Image copyright AFP Image caption Some people may put up to 30% off their blood pressure reading
Nearly one in five US adults – or 28 million – have hypertension, with many taking multiple medicines to combat it, according to new research.
An analysis from the Centers for Disease Control and Prevention (CDC) looked at 12 drugs prescribed as first-line treatment for high blood pressure in people under 50.
Researchers found some people with the condition may be able to reduce their blood pressure reading using less medication.
There were three times as many adults taking tablets or liquids with a low dose of medication as others, the study published in the Journal of the American Medical Association (JAMA) found.
“Currently, there is a lack of consensus on the optimal dose of dietary and lifestyle intervention,” one of the study’s authors David Colombo said.
The study analysed data from 2006 to 2012. From these, it has found that of the more than one billion prescriptions for blood pressure pills dispensed, 47% are for more than one medicine.
The study suggests people who take two or more medicines to lower their blood pressure may see a reduction in their reading of as much as 9%.
In a study of 4,651 US adults, the researchers found 10% had taken two or more medicines with a lower, lower or equal dose of blood pressure pills.
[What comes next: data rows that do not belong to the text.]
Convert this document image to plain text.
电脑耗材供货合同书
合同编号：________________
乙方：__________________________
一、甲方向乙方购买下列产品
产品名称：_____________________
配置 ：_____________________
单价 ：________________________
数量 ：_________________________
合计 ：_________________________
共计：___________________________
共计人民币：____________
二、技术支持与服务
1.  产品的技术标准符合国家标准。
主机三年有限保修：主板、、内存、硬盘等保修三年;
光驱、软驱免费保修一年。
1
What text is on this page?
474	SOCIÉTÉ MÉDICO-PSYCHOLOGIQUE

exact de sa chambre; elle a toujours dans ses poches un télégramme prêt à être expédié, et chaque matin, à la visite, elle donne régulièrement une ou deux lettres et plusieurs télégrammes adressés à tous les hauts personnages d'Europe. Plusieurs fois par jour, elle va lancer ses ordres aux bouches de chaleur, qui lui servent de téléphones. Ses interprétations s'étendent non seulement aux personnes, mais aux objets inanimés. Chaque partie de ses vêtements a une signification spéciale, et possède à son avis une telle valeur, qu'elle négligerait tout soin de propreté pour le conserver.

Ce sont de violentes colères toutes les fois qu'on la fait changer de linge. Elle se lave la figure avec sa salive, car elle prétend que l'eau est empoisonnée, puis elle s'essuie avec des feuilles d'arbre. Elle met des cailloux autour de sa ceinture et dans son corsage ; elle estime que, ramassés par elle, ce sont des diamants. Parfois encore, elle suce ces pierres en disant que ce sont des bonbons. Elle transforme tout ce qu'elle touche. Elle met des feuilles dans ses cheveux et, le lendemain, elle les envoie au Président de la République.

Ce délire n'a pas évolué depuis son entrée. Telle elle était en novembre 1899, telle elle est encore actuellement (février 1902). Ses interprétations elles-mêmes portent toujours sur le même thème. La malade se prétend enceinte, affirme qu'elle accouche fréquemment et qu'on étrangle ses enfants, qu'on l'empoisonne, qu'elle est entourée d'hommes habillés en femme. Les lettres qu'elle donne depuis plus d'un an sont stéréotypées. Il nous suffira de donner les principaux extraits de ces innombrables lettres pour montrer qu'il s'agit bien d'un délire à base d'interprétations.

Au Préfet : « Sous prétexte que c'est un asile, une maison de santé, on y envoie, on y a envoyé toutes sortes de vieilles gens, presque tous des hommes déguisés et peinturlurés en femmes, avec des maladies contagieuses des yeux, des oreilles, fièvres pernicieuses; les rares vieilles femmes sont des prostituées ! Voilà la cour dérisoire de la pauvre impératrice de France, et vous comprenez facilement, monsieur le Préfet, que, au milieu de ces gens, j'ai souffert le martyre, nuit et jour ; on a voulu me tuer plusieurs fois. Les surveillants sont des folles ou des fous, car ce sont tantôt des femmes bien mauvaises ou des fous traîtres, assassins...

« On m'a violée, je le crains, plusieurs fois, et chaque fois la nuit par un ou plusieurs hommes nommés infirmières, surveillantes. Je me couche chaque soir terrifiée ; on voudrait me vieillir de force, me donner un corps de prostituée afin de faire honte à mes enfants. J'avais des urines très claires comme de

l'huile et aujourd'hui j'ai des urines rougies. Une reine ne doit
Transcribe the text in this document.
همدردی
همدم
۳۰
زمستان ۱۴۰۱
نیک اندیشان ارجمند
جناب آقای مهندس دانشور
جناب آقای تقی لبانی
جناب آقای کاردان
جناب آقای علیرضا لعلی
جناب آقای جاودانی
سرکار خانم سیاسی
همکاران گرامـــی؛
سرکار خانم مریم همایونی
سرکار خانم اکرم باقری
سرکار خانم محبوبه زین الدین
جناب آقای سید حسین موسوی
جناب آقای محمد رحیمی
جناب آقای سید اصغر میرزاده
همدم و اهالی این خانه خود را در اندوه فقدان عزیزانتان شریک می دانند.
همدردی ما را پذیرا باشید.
To reduce blood pressure by more than 10%, patients take two or more medicines with a low dose of medication.
The medicines included those including Diazepam, the drug used to treat epilepsy, and, in certain cases, Viagra.
Another 1% of patients used four or more medicines, while another 5% of patients had taken no medicines at all to lower their blood pressure.
Image copyright AFP Image caption Low doses of some medications may be just right for some people
“When dosing medication, the main areas of focus among patients on treatment decisions are side effects and cost,” Timothy Hood, the study’s senior author, said.
The study found, for example, that the optimal dose for one of the drugs used to control high blood pressure was between 20mg and 25mg, to be taken three times a day, once in the morning and again in the evening.
However, the study found, that many patients were taking higher doses – possibly for the hope of a lower blood pressure reading, because they were thinking the drugs would improve their health.
“There needs to be a shift in thinking from a ‘dose management’ framework to what are they feeling and how are they thinking about how their body responds,” said Dr Hood.
The authors conclude: “Given the growing burden of cardiovascular diseases in the US (particularly ischemic heart disease), we recommend that further studies of appropriate dosing of blood pressure medications among diabetes and hypertension patients be performed.”
The researchers stressed they had used US data, which is not internationally consistent.